Mit dem Verlust des Fraktionsstatus gingen auch finanzielle Einschnitte einher, da Zuschüsse durch die Stadt wegfallen. Im Juli mussten die Koffer in der FDP-Fraktionsgeschäftsstelle an der Breite Straße gepackt werden. Laut Jana Pavlik, Stadtverordnete und stellvertretende Vorsitzende des FDP-Stadtverbands, war der Mietvertrag zum 30. Juni ausgelaufen und ohne Fraktionsstatus und die damit verbundenen Zuschüsse für den Geschäftsbetrieb
habe man sich den bisherigen Standort nicht mehr leisten können. Seither läuft die Suche nach einem neuen Standort. Mehrere Vorstandsmitglieder erklären, dass man sich jedoch erst einmal einen Überblick über die Kassenlage verschaffen und sehen müsse, wo man sich eine Geschäftsstelle in welcher Größe leisten könne. Das soll im Vorfeld des nächsten Stadtparteitags erfolgen, der noch in diesem Jahr stattfinden soll. Wann er terminiert wird und wie es weitergeht – hierzu glühen die Telefondrähte unter den FDPMitgliedern, in diversen WhatsAppGruppen ploppen regelmäßig Nachrichten dazu auf.
Die große Frage ist nicht nur, wie die FDP in eine befriedete Zukunft geführt werden kann, sondern auch, wer diesen Weg einleiten kann. Denn die Partei besteht weiterhin aus mehreren Lagern. Mindestens zwei große davon lassen sich zuordnen: Es gab und gibt eine Gruppe um Thomas Schommers, auf der anderen Seite stehen unter anderem Vertraute des ehemaligen FDP-Stadtverbandsvorsitzenden Michael Fielenbach. Und es gibt viele Mitglieder, die ob der ständigen Streitigkeiten genug von alledem haben. Sie hoffen auf einen echten Neuanfang.
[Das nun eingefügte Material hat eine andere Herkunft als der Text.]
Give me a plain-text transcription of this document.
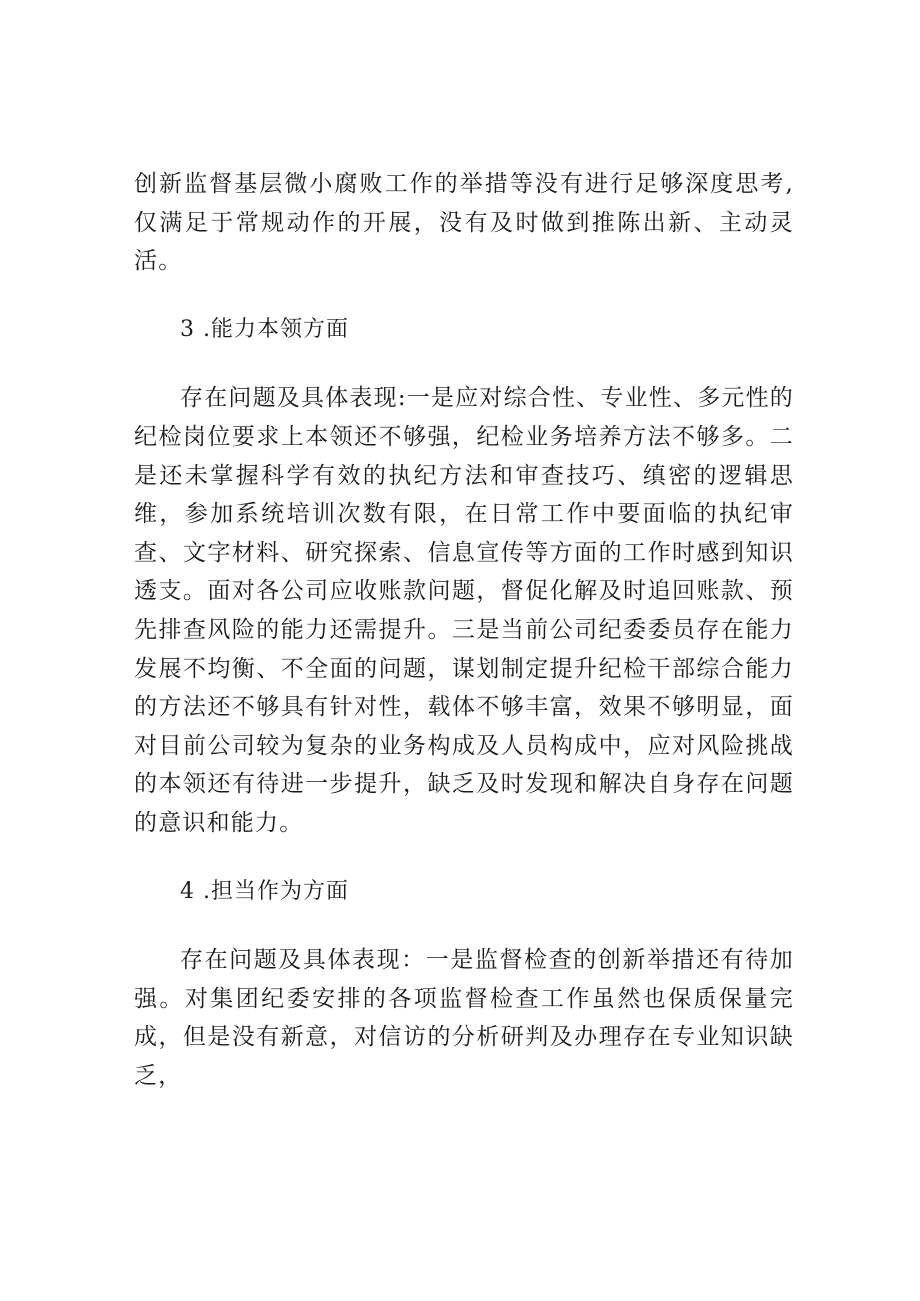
创新监督基层微小腐败工作的举措等没有进行足够深度思考,仅满足于常规动作的开展，没有及时做到推陈出新、主动灵活。

3 .能力本领方面

存在问题及具体表现:一是应对综合性、专业性、多元性的纪检岗位要求上本领还不够强，纪检业务培养方法不够多。二是还未掌握科学有效的执纪方法和审查技巧、缜密的逻辑思维，参加系统培训次数有限，在日常工作中要面临的执纪审查、文字材料、研究探索、信息宣传等方面的工作时感到知识透支。面对各公司应收账款问题，督促化解及时追回账款、预先排查风险的能力还需提升。三是当前公司纪委委员存在能力发展不均衡、不全面的问题，谋划制定提升纪检干部综合能力的方法还不够具有针对性，载体不够丰富，效果不够明显，面对目前公司较为复杂的业务构成及人员构成中，应对风险挑战的本领还有待进一步提升，缺乏及时发现和解决自身存在问题的意识和能力。

4 .担当作为方面

存在问题及具体表现：一是监督检查的创新举措还有待加强。对集团纪委安排的各项监督检查工作虽然也保质保量完成，但是没有新意，对信访的分析研判及办理存在专业知识缺乏，
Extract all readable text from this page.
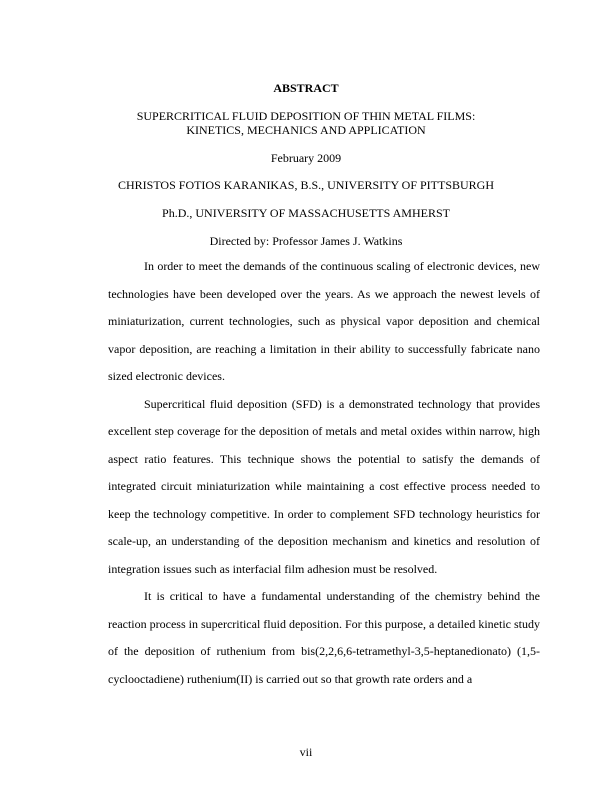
ABSTRACT
SUPERCRITICAL FLUID DEPOSITION OF THIN METAL FILMS:
KINETICS, MECHANICS AND APPLICATION
February 2009
CHRISTOS FOTIOS KARANIKAS, B.S., UNIVERSITY OF PITTSBURGH
Ph.D., UNIVERSITY OF MASSACHUSETTS AMHERST
Directed by: Professor James J. Watkins

In order to meet the demands of the continuous scaling of electronic devices, new technologies have been developed over the years. As we approach the newest levels of miniaturization, current technologies, such as physical vapor deposition and chemical vapor deposition, are reaching a limitation in their ability to successfully fabricate nano sized electronic devices.

Supercritical fluid deposition (SFD) is a demonstrated technology that provides excellent step coverage for the deposition of metals and metal oxides within narrow, high aspect ratio features. This technique shows the potential to satisfy the demands of integrated circuit miniaturization while maintaining a cost effective process needed to keep the technology competitive. In order to complement SFD technology heuristics for scale-up, an understanding of the deposition mechanism and kinetics and resolution of integration issues such as interfacial film adhesion must be resolved.

It is critical to have a fundamental understanding of the chemistry behind the reaction process in supercritical fluid deposition. For this purpose, a detailed kinetic study of the deposition of ruthenium from bis(2,2,6,6-tetramethyl-3,5-heptanedionato) (1,5-cyclooctadiene) ruthenium(II) is carried out so that growth rate orders and a

vii
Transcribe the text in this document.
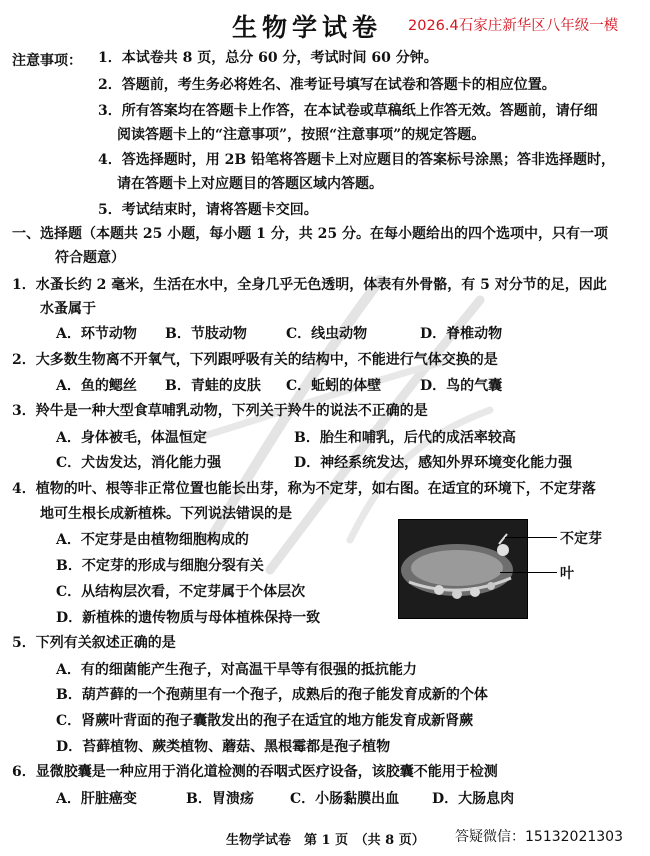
生物学试卷 2026.4石家庄新华区八年级一模
注意事项： 1．本试卷共 8 页，总分 60 分，考试时间 60 分钟。
2．答题前，考生务必将姓名、准考证号填写在试卷和答题卡的相应位置。
3．所有答案均在答题卡上作答，在本试卷或草稿纸上作答无效。答题前，请仔细
阅读答题卡上的“注意事项”，按照“注意事项”的规定答题。
4．答选择题时，用 2B 铅笔将答题卡上对应题目的答案标号涂黑；答非选择题时，
请在答题卡上对应题目的答题区域内答题。
5．考试结束时，请将答题卡交回。
一、选择题（本题共 25 小题，每小题 1 分，共 25 分。在每小题给出的四个选项中，只有一项
符合题意）
1．水蚤长约 2 毫米，生活在水中，全身几乎无色透明，体表有外骨骼，有 5 对分节的足，因此
水蚤属于
A．环节动物 B．节肢动物	C．线虫动物	D．脊椎动物
2．大多数生物离不开氧气，下列跟呼吸有关的结构中，不能进行气体交换的是
A．鱼的鳃丝 B．青蛙的皮肤 C．蚯蚓的体壁	D．鸟的气囊
3．羚牛是一种大型食草哺乳动物，下列关于羚牛的说法不正确的是
A．身体被毛，体温恒定	B．胎生和哺乳，后代的成活率较高
C．犬齿发达，消化能力强	D．神经系统发达，感知外界环境变化能力强
4．植物的叶、根等非正常位置也能长出芽，称为不定芽，如右图。在适宜的环境下，不定芽落
地可生根长成新植株。下列说法错误的是
A．不定芽是由植物细胞构成的
B．不定芽的形成与细胞分裂有关
C．从结构层次看，不定芽属于个体层次
D．新植株的遗传物质与母体植株保持一致
不定芽
叶
5．下列有关叙述正确的是
A．有的细菌能产生孢子，对高温干旱等有很强的抵抗能力
B．葫芦藓的一个孢蒴里有一个孢子，成熟后的孢子能发育成新的个体
C．肾蕨叶背面的孢子囊散发出的孢子在适宜的地方能发育成新肾蕨
D．苔藓植物、蕨类植物、蘑菇、黑根霉都是孢子植物
6．显微胶囊是一种应用于消化道检测的吞咽式医疗设备，该胶囊不能用于检测
A．肝脏癌变	B．胃溃疡	C．小肠黏膜出血 D．大肠息肉
生物学试卷　第 1 页　（共 8 页） 答疑微信：15132021303
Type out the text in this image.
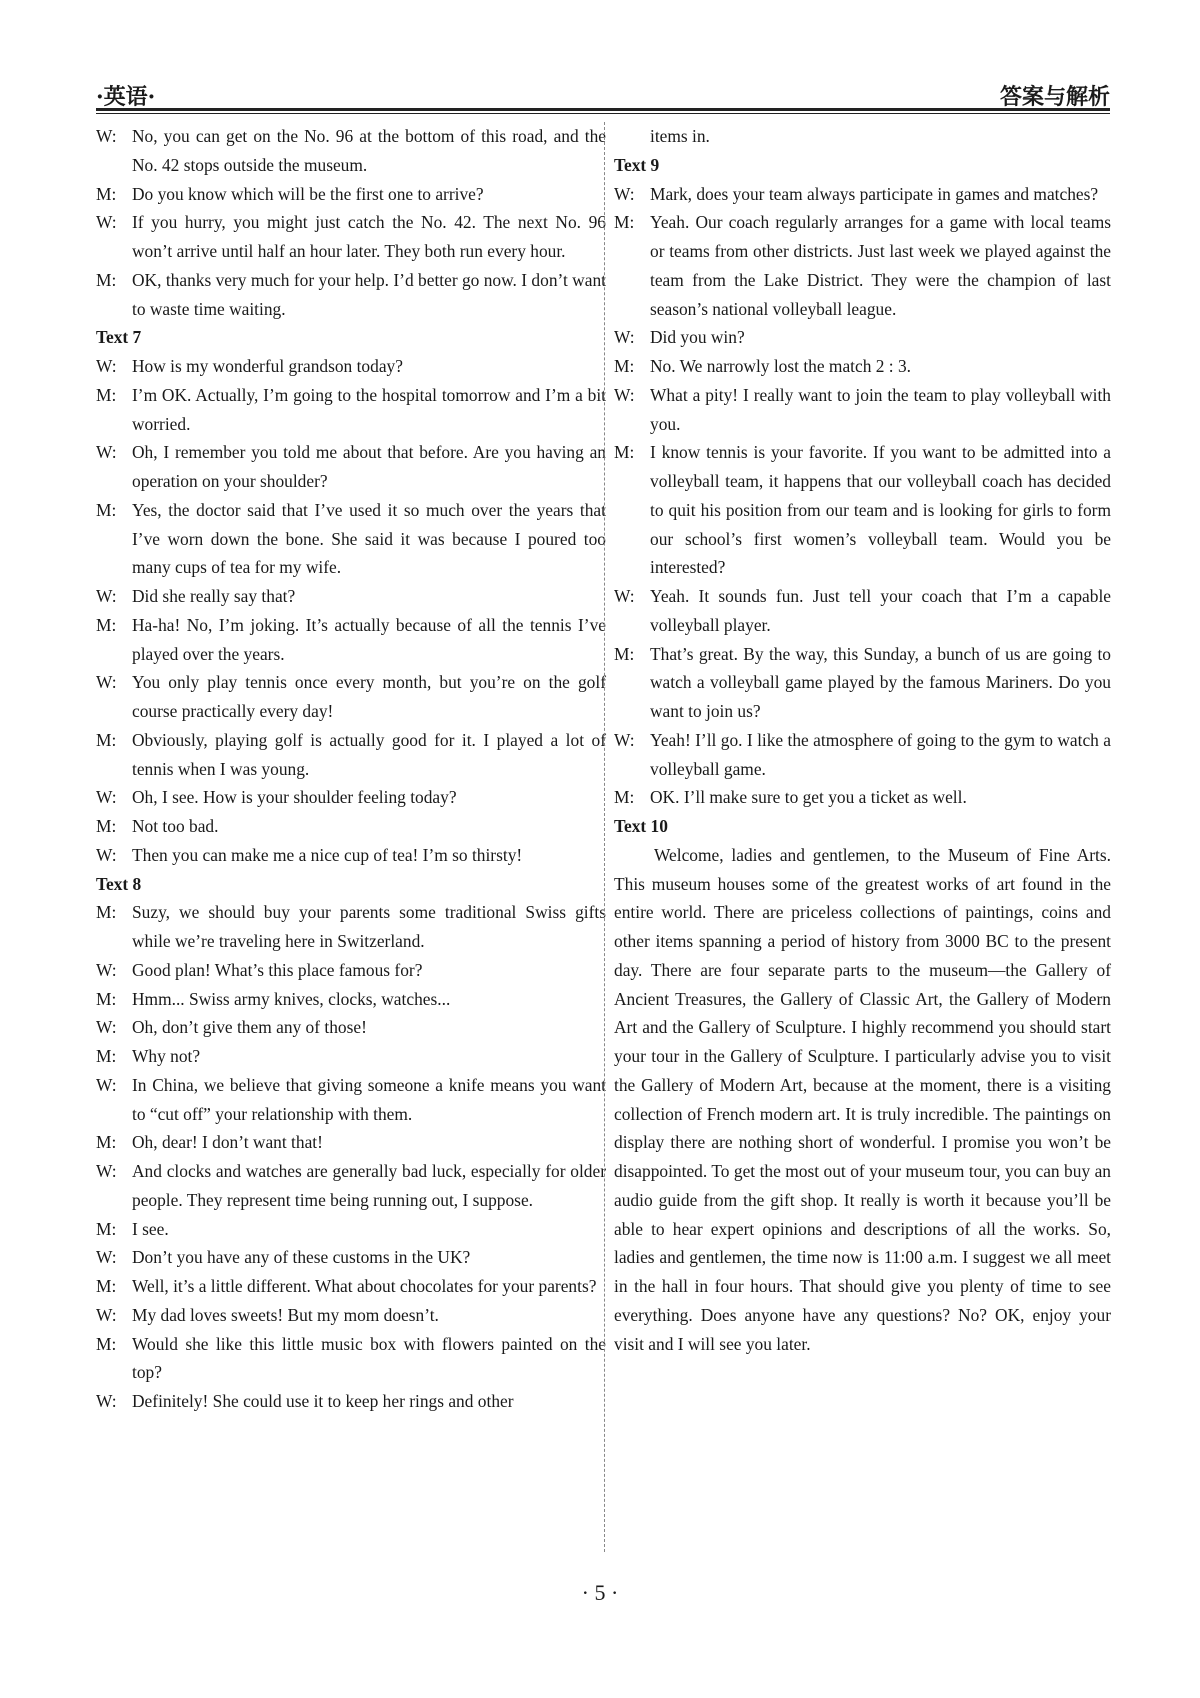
·英语·	答案与解析
W: No, you can get on the No. 96 at the bottom of this road, and the No. 42 stops outside the museum.
M: Do you know which will be the first one to arrive?
W: If you hurry, you might just catch the No. 42. The next No. 96 won’t arrive until half an hour later. They both run every hour.
M: OK, thanks very much for your help. I’d better go now. I don’t want to waste time waiting.
Text 7
W: How is my wonderful grandson today?
M: I’m OK. Actually, I’m going to the hospital tomorrow and I’m a bit worried.
W: Oh, I remember you told me about that before. Are you having an operation on your shoulder?
M: Yes, the doctor said that I’ve used it so much over the years that I’ve worn down the bone. She said it was because I poured too many cups of tea for my wife.
W: Did she really say that?
M: Ha-ha! No, I’m joking. It’s actually because of all the tennis I’ve played over the years.
W: You only play tennis once every month, but you’re on the golf course practically every day!
M: Obviously, playing golf is actually good for it. I played a lot of tennis when I was young.
W: Oh, I see. How is your shoulder feeling today?
M: Not too bad.
W: Then you can make me a nice cup of tea! I’m so thirsty!
Text 8
M: Suzy, we should buy your parents some traditional Swiss gifts while we’re traveling here in Switzerland.
W: Good plan! What’s this place famous for?
M: Hmm... Swiss army knives, clocks, watches...
W: Oh, don’t give them any of those!
M: Why not?
W: In China, we believe that giving someone a knife means you want to “cut off” your relationship with them.
M: Oh, dear! I don’t want that!
W: And clocks and watches are generally bad luck, especially for older people. They represent time being running out, I suppose.
M: I see.
W: Don’t you have any of these customs in the UK?
M: Well, it’s a little different. What about chocolates for your parents?
W: My dad loves sweets! But my mom doesn’t.
M: Would she like this little music box with flowers painted on the top?
W: Definitely! She could use it to keep her rings and other
items in.
Text 9
W: Mark, does your team always participate in games and matches?
M: Yeah. Our coach regularly arranges for a game with local teams or teams from other districts. Just last week we played against the team from the Lake District. They were the champion of last season’s national volleyball league.
W: Did you win?
M: No. We narrowly lost the match 2 : 3.
W: What a pity! I really want to join the team to play volleyball with you.
M: I know tennis is your favorite. If you want to be admitted into a volleyball team, it happens that our volleyball coach has decided to quit his position from our team and is looking for girls to form our school’s first women’s volleyball team. Would you be interested?
W: Yeah. It sounds fun. Just tell your coach that I’m a capable volleyball player.
M: That’s great. By the way, this Sunday, a bunch of us are going to watch a volleyball game played by the famous Mariners. Do you want to join us?
W: Yeah! I’ll go. I like the atmosphere of going to the gym to watch a volleyball game.
M: OK. I’ll make sure to get you a ticket as well.
Text 10
Welcome, ladies and gentlemen, to the Museum of Fine Arts. This museum houses some of the greatest works of art found in the entire world. There are priceless collections of paintings, coins and other items spanning a period of history from 3000 BC to the present day. There are four separate parts to the museum—the Gallery of Ancient Treasures, the Gallery of Classic Art, the Gallery of Modern Art and the Gallery of Sculpture. I highly recommend you should start your tour in the Gallery of Sculpture. I particularly advise you to visit the Gallery of Modern Art, because at the moment, there is a visiting collection of French modern art. It is truly incredible. The paintings on display there are nothing short of wonderful. I promise you won’t be disappointed. To get the most out of your museum tour, you can buy an audio guide from the gift shop. It really is worth it because you’ll be able to hear expert opinions and descriptions of all the works. So, ladies and gentlemen, the time now is 11:00 a.m. I suggest we all meet in the hall in four hours. That should give you plenty of time to see everything. Does anyone have any questions? No? OK, enjoy your visit and I will see you later.
· 5 ·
Eine Schlüsselrolle dabei kommt Tim Hammes zu. Er ist Beisitzer im Vorstand und Mitgliederbeauftragter – und wird den Neuanfang und die Vorbereitungen des Stadtparteitags wohl federführend in der Partei
moderieren. Er räumt ein, dass es schwierig werde, den Zwist in der Partei zu befrieden – und dass er alles daran setzen werde, dass dies gelingt. „Dazu werden viele Gespräche erforderlich sein“, sagt Hammes. „Wir müssen ein gutes Team finden, das den FDP-Stadtverband in Neuss wieder auf Kurs bringt.“Natürlich wirft das auch personelle Fragen auf. Hammes räumt ein, dass sich diese stellen, aber zunächst inhaltliche Arbeit und jede Menge Dialog anstehe. „Ich werde jeden, der das Amt des FDP-Stadtverbandsvorsitzenden aus Überzeugung und dem Antrieb macht, unseren Stadtverband in eine gute Zukunft zu führen, hundertprozentig unterstützen“, sagt er. Auch sein Name wurde bereits als möglicher Schommers-Nachfolger genannt. „Ich bringe mich gerne bei der FDP ein, aber für das Amt des Vorsitzenden bin ich beruflich und familiär zu sehr eingespannt“, erklärt er. Zudem dürfte es ein Vorteil sein, dass Hammes, der viele Gespräche mit den Mitgliedern führen wird, selbst nicht den Vorsitz anstrebt. Er ist für die FDP unterwegs und nicht in eigener Person. Definitiv nicht zur Verfügung steht Jana Pavlik. Als stellvertretende Vorsitzende wird sie bis zum Stadtparteitag zwar eine zentrale Rolle spielen. „Aber für den Vorsitz oder ein weiteres Vorstandsamt stehe ich dann nicht mehr zur Verfügung“, sagt sie. „Ich habe genug von all dem Streit.“Allenfalls beratend wolle sie sich weiter einbringen.